Burada da Cenâb-ı Allah, bir kıvam kazanmış olan mümin kulunun kalbine birtakım sunuhatlar, birtakım ilhamlarda bulunur. İşte buna ledün ilmi diyoruz. Bu noktada rüya tabiri de böyle bir ilimdir, özel bir ilimdir. Herkes rüya tabir edemez; ama herkes rüya tabircisiymiş gibi ortaya çıkar. Bunun hangisinin hakikat olup hangisinin olmadığını bilemeyiz.
Diğer bir mesele de şudur: Bazı ilimler zaman içerisinde kaybolmuş olabilir. Yani bazı dönemlerde bazı ilimler çok ilerideydi. Mesela İsa Aleyhisselâm döneminde tıp ilmi çok ilerideydi, çok özel bir durumu vardı. O kadar ki, insanların yapamadıkları şeylerden biri ölüyü diriltmekti. İşte İsa Aleyhisselâm’a ölüyü diriltme mucizesi verildi. Silme kör (göz çukuru olmayan) kimselerin görme duyularının geri verilmesi de İsa Aleyhisselâm’a verilen mucizelerden biriydi. O günkü tıp bunu yapamıyordu; yani adamın göz kapağı yok, göz bebeği yok, gözü yok, göz çukuru yok… İsa Aleyhisselâm bunu mucize olarak yapabildi.
Diğer taraftan, “abras” dedikleri bir tür cilt hastalığına da o gün şifa bulunamıyordu. İsa Aleyhisselâm bunun şifasını buldu. Bugüne bakıldığında tıbbın hâlâ çözemediği binlerce problem, arıza var. Demek ki İsa Aleyhisselâm dönemindeki tıp ilmi, bugünkünden çok daha ileri bir düzeydeydi. Buradan da anlıyoruz ki, bazı özel ilimler dönem dönem insanlığın hizmetine verilmiş, sonra unutulmuştur.

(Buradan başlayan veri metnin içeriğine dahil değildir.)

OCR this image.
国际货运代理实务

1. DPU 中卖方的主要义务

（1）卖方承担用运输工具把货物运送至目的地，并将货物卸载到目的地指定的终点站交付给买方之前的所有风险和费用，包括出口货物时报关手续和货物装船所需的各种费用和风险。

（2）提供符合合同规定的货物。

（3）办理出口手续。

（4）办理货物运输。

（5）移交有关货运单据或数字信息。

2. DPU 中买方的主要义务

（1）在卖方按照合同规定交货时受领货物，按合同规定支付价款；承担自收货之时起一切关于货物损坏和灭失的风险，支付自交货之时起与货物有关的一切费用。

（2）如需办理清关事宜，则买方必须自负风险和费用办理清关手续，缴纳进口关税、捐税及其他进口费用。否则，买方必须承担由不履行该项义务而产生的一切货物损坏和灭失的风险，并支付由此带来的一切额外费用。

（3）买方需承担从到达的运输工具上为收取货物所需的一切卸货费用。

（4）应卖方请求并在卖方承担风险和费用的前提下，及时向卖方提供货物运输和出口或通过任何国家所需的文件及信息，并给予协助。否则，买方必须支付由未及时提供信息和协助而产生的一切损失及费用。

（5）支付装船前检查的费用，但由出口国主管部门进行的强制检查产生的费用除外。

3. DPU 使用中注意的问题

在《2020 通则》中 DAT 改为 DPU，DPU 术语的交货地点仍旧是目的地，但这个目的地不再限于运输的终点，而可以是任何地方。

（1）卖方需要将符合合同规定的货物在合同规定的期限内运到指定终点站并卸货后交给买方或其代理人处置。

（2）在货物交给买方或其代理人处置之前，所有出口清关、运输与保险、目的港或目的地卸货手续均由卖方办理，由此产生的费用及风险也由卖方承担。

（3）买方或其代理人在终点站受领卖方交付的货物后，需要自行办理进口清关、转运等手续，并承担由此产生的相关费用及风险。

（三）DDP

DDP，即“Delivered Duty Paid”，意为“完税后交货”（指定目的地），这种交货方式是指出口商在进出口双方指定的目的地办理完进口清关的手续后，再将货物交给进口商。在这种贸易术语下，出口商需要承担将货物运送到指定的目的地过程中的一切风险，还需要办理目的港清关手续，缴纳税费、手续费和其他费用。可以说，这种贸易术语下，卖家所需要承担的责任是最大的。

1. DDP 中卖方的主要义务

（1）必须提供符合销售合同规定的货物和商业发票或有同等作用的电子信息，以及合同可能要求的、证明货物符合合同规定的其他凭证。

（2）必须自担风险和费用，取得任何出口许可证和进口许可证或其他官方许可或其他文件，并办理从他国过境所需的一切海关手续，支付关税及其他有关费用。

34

Bu ilimlerden bazıları hâlâ bazı kimselerde devam ediyor olabilir. Mesela biyoenerji denilen bir durum var; birinde yıldırım çarpması sonucu kendinden geçip iki gün sonra ayılınca, o yıldırımdan kaynaklı özel bir durum ortaya çıkabiliyor. Bunların mahiyetini bilmiyoruz. Sırf biz bilmiyoruz diye bunları inkâr etmenin bir anlamı yok. Bizim bildiklerimizden ibaret değil dünyadaki ilim. Bilmediğimiz şeyleri inkâr etmek doğru değildir; ancak bunların testini yapmak da her zaman kolay değildir. Dolayısıyla dikkatli olmak lazım.
Ve Cenâb-ı Allah’a iltica edip, “Ya Rabbi, bilmediğimiz şeyleri bize öğret, unuttuklarımızı bize hatırlat.” diye Efendimizin duasını tekrar etmek gerekir.